Observations of tropical convection from precipitation radar and the concurring large-scale atmospheric state at two locations (Darwin and Kwajalein) are used to establish effective stochastic models to parameterise subgrid-scale tropical convective activity. Two approaches are presented which rely on the assumption that tropical convection induces a stationary equilibrium distribution. In the first approach we parameterise convection variables such as convective area fraction as an instantaneous random realisation conditioned on the large-scale vertical velocities according to a probability density function estimated from the observations. In the second approach convection variables are generated in a Markov process conditioned on the large-scale vertical velocity, allowing for non-trivial temporal correlations.

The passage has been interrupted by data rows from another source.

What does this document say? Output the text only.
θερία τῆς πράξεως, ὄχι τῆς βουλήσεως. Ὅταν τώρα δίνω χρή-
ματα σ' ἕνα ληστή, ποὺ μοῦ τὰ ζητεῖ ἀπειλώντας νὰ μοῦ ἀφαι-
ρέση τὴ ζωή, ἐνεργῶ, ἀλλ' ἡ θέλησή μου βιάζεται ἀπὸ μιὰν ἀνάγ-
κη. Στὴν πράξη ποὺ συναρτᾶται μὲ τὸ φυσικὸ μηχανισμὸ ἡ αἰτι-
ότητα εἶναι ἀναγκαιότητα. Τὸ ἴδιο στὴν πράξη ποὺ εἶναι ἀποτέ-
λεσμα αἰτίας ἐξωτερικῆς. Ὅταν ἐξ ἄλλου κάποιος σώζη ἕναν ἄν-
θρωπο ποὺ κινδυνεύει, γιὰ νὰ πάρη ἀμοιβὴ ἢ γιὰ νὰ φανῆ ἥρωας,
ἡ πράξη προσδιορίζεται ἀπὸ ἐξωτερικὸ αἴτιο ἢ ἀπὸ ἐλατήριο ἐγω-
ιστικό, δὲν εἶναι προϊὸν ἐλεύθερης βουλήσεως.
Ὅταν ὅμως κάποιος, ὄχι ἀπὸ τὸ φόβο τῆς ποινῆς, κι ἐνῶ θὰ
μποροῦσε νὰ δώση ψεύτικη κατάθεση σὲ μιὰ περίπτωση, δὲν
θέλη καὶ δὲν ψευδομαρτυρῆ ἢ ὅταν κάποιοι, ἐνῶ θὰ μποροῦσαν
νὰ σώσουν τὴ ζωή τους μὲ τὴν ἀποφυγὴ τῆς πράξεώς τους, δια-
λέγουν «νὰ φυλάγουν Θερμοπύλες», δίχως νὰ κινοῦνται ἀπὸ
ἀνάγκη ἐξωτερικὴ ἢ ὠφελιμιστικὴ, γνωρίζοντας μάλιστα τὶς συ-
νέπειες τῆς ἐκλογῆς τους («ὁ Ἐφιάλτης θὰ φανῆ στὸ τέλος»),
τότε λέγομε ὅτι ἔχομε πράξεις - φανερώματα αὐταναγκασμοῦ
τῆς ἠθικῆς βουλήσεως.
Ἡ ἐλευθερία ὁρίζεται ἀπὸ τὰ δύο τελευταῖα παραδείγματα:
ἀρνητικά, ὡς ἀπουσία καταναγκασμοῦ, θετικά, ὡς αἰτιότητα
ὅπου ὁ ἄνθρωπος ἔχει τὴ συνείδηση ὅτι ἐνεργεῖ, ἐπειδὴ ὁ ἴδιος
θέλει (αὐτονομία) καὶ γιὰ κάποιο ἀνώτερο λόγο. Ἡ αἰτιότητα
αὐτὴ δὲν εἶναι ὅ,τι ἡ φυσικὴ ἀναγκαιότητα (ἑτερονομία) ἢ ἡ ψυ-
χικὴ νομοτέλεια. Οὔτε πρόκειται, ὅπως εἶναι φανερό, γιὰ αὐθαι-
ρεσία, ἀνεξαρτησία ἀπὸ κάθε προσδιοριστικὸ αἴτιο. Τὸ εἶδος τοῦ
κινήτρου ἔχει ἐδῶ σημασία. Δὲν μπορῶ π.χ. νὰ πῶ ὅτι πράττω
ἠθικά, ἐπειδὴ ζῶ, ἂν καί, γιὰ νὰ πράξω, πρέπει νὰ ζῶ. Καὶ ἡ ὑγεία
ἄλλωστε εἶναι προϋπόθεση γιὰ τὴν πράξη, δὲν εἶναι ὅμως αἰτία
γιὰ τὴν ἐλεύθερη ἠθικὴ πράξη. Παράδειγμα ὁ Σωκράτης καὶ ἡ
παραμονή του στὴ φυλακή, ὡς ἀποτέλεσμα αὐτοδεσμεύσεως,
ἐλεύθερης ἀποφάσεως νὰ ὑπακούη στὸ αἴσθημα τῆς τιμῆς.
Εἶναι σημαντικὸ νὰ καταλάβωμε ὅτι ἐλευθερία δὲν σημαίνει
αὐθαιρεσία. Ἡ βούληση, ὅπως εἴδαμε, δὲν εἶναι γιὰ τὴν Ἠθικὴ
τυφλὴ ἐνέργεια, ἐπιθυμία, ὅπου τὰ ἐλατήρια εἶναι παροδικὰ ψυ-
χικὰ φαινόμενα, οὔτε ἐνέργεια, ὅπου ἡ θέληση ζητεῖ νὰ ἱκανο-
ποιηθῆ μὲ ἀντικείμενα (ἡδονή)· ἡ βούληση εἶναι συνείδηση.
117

Despite the different prevalent atmospheric and oceanic regimes at the two locations, with Kwajalein being exposed to a purely oceanic weather regime and Darwin exhibiting land-sea interaction, we establish that the empirical measure for the convective variables conditioned on large-scale mid-level vertical velocities for the two locations are close. This allows us to train the stochastic models at one location and then generate time series of convective activity at the other location. The proposed stochastic subgrid-scale models adequately reproduce the statistics of the observed convective variables and we discuss how they may be used in future scale-independent mass-flux convection parameterisations.